Bax's revelling in youthful amours helped him through his forties and fifties. He strove some would say rather pathetically to keep in touch with the dangerously delicious spirit that lit his privileged youth and which fed his music. When even that burned to ash his music too lost its wayward conviction, its dangerous imagery and its Hy Brasil enchantment. His last poems date from the end of the Great War written at the age of 25. By the time another 25 years had passed he had completed his Seven Symphonies and the works that followed evince hardly a sign of the flame-chased conviction that burned in his greatest music. A more ruthless verdict would draw the line not at 1945 but at 1935.

Bax's literary efforts are youthful. This was a youth to which Bax bade a regretful, anxious and not very convincing farewell. It was across these ravines, over these cliffs, touching these yielding hills, that Bax developed as a man.
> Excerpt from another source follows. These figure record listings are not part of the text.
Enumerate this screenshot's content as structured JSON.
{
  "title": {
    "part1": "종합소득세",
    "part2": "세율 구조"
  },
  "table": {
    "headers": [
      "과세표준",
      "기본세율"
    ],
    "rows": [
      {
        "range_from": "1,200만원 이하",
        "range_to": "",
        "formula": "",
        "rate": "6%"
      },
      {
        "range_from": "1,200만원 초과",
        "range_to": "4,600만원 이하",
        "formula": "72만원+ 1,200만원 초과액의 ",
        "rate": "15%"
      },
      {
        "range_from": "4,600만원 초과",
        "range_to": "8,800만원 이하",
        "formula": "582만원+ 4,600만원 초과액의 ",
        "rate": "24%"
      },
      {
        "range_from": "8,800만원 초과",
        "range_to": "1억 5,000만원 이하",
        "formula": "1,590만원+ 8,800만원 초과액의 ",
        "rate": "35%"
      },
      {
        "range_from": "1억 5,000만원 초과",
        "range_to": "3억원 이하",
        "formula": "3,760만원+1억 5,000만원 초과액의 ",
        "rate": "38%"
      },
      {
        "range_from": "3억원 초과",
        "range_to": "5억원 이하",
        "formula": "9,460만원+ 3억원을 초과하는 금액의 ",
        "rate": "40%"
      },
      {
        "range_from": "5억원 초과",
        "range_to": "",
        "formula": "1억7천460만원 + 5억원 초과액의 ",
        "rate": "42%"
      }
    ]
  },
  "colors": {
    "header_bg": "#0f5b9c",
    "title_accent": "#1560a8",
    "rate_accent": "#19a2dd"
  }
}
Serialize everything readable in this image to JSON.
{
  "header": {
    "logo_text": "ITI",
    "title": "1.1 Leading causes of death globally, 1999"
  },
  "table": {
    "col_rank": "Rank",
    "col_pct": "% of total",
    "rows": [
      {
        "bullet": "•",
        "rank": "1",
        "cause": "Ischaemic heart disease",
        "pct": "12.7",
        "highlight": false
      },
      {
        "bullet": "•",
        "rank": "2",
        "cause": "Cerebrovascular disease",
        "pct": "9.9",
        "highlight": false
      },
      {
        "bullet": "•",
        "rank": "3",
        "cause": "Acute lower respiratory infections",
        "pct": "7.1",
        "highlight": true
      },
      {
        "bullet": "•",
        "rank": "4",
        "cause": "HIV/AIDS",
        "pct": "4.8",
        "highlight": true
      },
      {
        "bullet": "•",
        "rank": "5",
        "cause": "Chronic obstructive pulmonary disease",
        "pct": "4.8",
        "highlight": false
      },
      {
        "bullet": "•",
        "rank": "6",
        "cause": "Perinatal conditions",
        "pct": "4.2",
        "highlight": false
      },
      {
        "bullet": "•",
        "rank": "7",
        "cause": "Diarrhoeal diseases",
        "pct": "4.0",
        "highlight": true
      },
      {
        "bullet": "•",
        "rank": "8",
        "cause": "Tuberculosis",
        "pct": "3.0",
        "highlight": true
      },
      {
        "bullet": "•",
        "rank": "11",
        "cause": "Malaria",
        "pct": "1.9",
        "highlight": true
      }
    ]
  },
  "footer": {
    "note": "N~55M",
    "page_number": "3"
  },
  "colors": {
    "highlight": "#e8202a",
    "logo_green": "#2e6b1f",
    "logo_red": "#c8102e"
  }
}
His youth shackled him but at the same time liberated from him music unique in the world's art. Without his infatuation with youth and without the pain of its trickling and then accelerating loss his music would have been less than it is.

Bax's verse, even his sparer style of the later years, is not for those who crave the instant gratification incited by the present day. It requires time. I wonder if it will appeal to the poetry press. I am intrigued to see how the book is received in those quarters. For Baxians and even for those who have just been caught up by a chance hearing of a Bax work this poetry, refulgent, pained, ecstatic, sensuous, will add volume, mass and dimension to the listening experience. I wonder how long it will be before these poems are used as an oration to one of Bax's works.

The poems offer evidence of Bax's psychological landscape. That evidence is probably even more valuable than his letters though possibly harder to interpret. In verse the emotional language of youth (at least of Bax's generation) is most likely to have been freed to express itself.

I do not underestimate the dedication invested in this work by the editor and the publisher. It must have been a phenomenal task and it is the fate of such dedication that it will almost certainly see other Bax poems emerging from private collections. It is intriguing to think that further poems may yet be found amongst the Harriet Cohen papers which came into the public domain last year.

This is a prominent landmark in the Bax literature and another magus-key to one window into Bax's musical legacy: a magic casement indeed.